They Live

Screenplay by John Carpenter, from Ray Nelson’s short story, “Eight O’Clock in the Morning” (1963).

97 mins., 1988, R.

Director John Carpenter has always been an extremist, having created one of the greatest bogeymen of all time, Jason, in Halloween (1978) and one of the scariest dystopian prison islands of all time, Manhattan, in Escape from New York ( 1981). The Los Angeles of They Live is also scary and its wealthy ruling elite are control freaks and monsters. So what else is new? They enforce their power over the masses using subliminal ads and brainwashing slogans, such as “Obey,” “Consume,” “No Independent Thought,” and, my favorite, printed on the paper money, “This Is Your God.”

This elite is, however, literally out of this world. They are aliens who have colonized the earth as if it were a third world country, using select privileged humans as their neocolonial lackeys. Globalization to them has a special and precise meaning: our blue-green planet is theirs to exploit.

Only the wonderfully named John Nada, i.e. John Nothing (played by Roddy Piper), an unemployed hunk who lucks into a construction job, can see the aliens’ hideous faces and decode their subliminal messages (reminiscent of J.G. Ballard’s classic short story, “The Subliminal Man,” also 1963) by wearing a special pair of sunglasses he finds in what turns out to be a rebel hideout. Although this kind of maneuver is routine for sci-fi, here it joins a social protest agenda perhaps critical of Reaganomics.

Although the film begins with an urban grit mise-en-scene–opening shots of the freight yards, graffiti walls (with “They Live” as one of the tags), and a view of Los Angeles from the bottom up–by the time Nada has discovered the aliens’ secret, we drift into a vigilante film, with the human “terrorists” (as they are called) fighting both the aliens and the “human power elite” allied with them.

Coincidences and shoot-outs abound: Nada kidnaps a producer with the very TV studio that is sending out the signal that makes the aliens appear human.
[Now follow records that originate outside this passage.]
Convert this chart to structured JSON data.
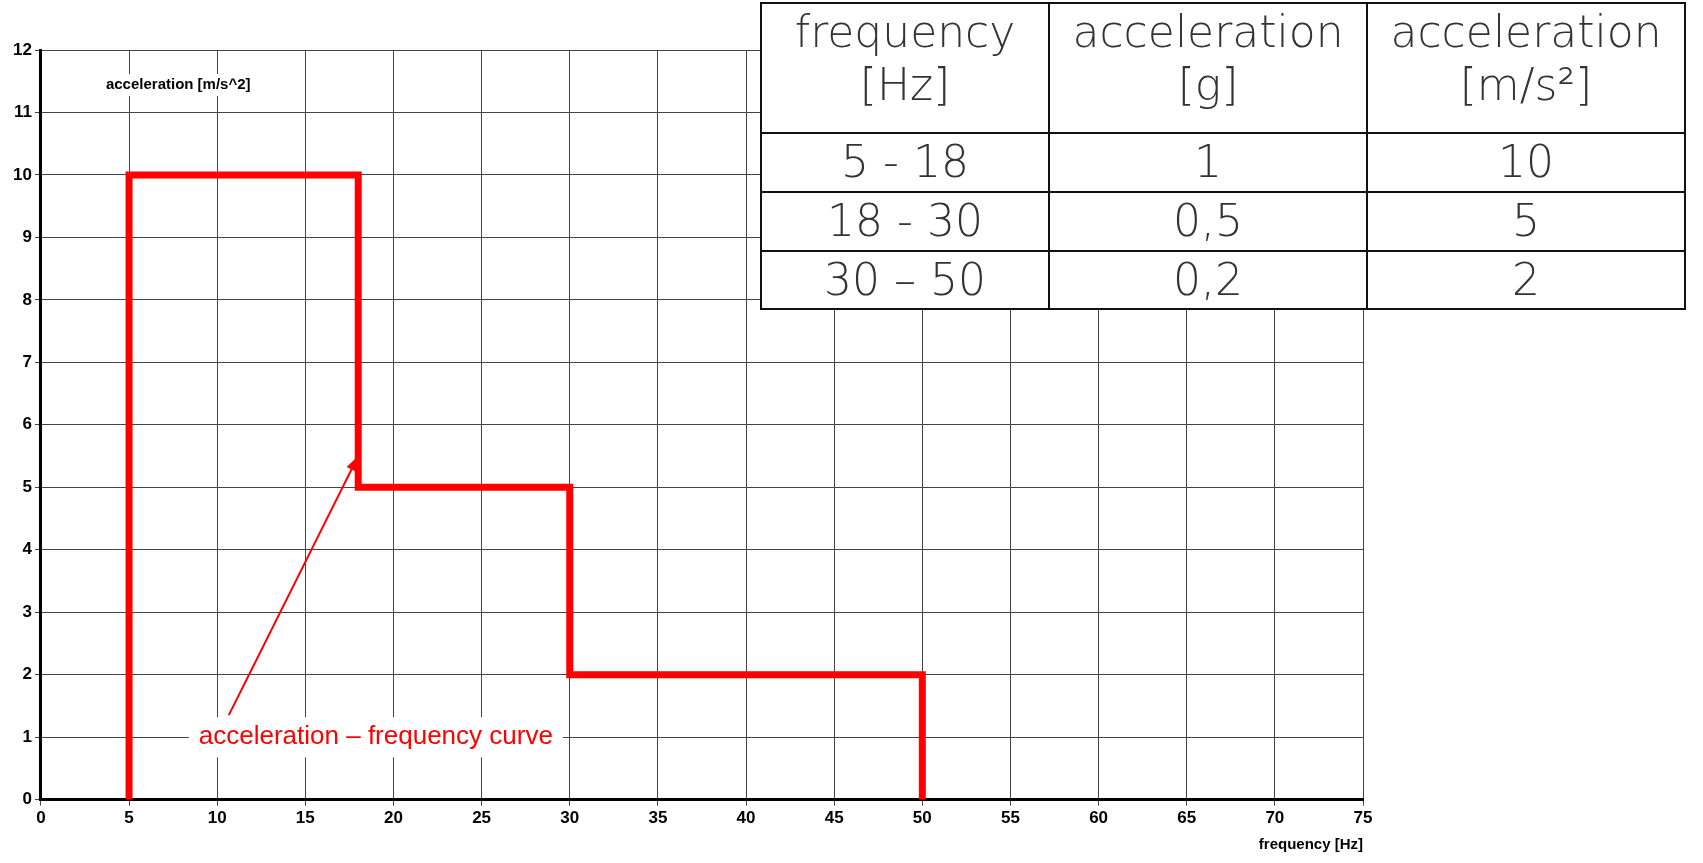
{
  "chart_data": {
    "type": "line",
    "xlabel": "frequency [Hz]",
    "ylabel": "acceleration [m/s^2]",
    "x": [
      5,
      5,
      18,
      18,
      30,
      30,
      50,
      50
    ],
    "series": [
      {
        "color": "#ff0000",
        "values": [
          0,
          10,
          10,
          5,
          5,
          2,
          2,
          0
        ]
      }
    ],
    "xlim": [
      0,
      75
    ],
    "xticks": [
      0,
      5,
      10,
      15,
      20,
      25,
      30,
      35,
      40,
      45,
      50,
      55,
      60,
      65,
      70,
      75
    ],
    "ylim": [
      0,
      12
    ],
    "yticks": [
      0,
      1,
      2,
      3,
      4,
      5,
      6,
      7,
      8,
      9,
      10,
      11,
      12
    ],
    "grid": true,
    "legend": false,
    "marker": "none",
    "line_style": "solid",
    "annotations": [
      {
        "text": "acceleration – frequency curve",
        "x": 18,
        "y": 5.5
      },
      "frequency [Hz]",
      "acceleration [g]",
      "acceleration [m/s²]",
      "5 - 18",
      "1",
      "10",
      "18 - 30",
      "0,5",
      "5",
      "30 – 50",
      "0,2",
      "2"
    ]
  }
}
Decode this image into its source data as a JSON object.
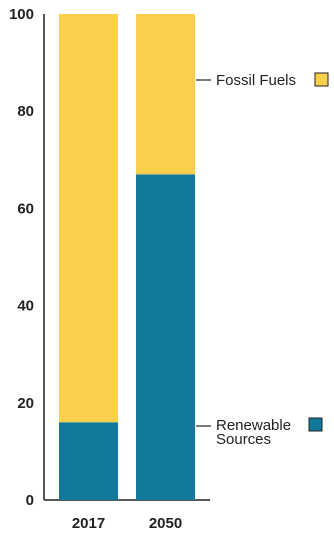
{
  "chart_data": {
    "type": "bar",
    "stacked": true,
    "categories": [
      "2017",
      "2050"
    ],
    "series": [
      {
        "name": "Renewable Sources",
        "values": [
          16,
          67
        ],
        "color": "#117a9c"
      },
      {
        "name": "Fossil Fuels",
        "values": [
          84,
          33
        ],
        "color": "#f9cf4b"
      }
    ],
    "yticks": [
      "0",
      "20",
      "40",
      "60",
      "80",
      "100"
    ],
    "ylim": [
      0,
      100
    ],
    "grid": false,
    "legend": {
      "placement": "right",
      "fossil_label": "Fossil Fuels",
      "renewable_line1": "Renewable",
      "renewable_line2": "Sources"
    }
  }
}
Betrayals both personal and global mark the film’s end, but we suspect that the aliens–or “free enterprisers,” the title they prefer–might have ended up like the steel companies one of Nada’s human friends once worked for: “We gave the steel companies a break when they needed it” and after they took the money they closed the factories.

The film ends metaphorically and brilliantly: an alien having his way with an easy earth girl loses his edge when his cover is blown.

P.S. Even Variety, 1 Jan. 1988, loved it: “Conceived on 1950s B-movie sci-fi terms, They Liveis a fantastically subversive film, a nifty little confection pitting us vs them, the haves vs the have-nots.”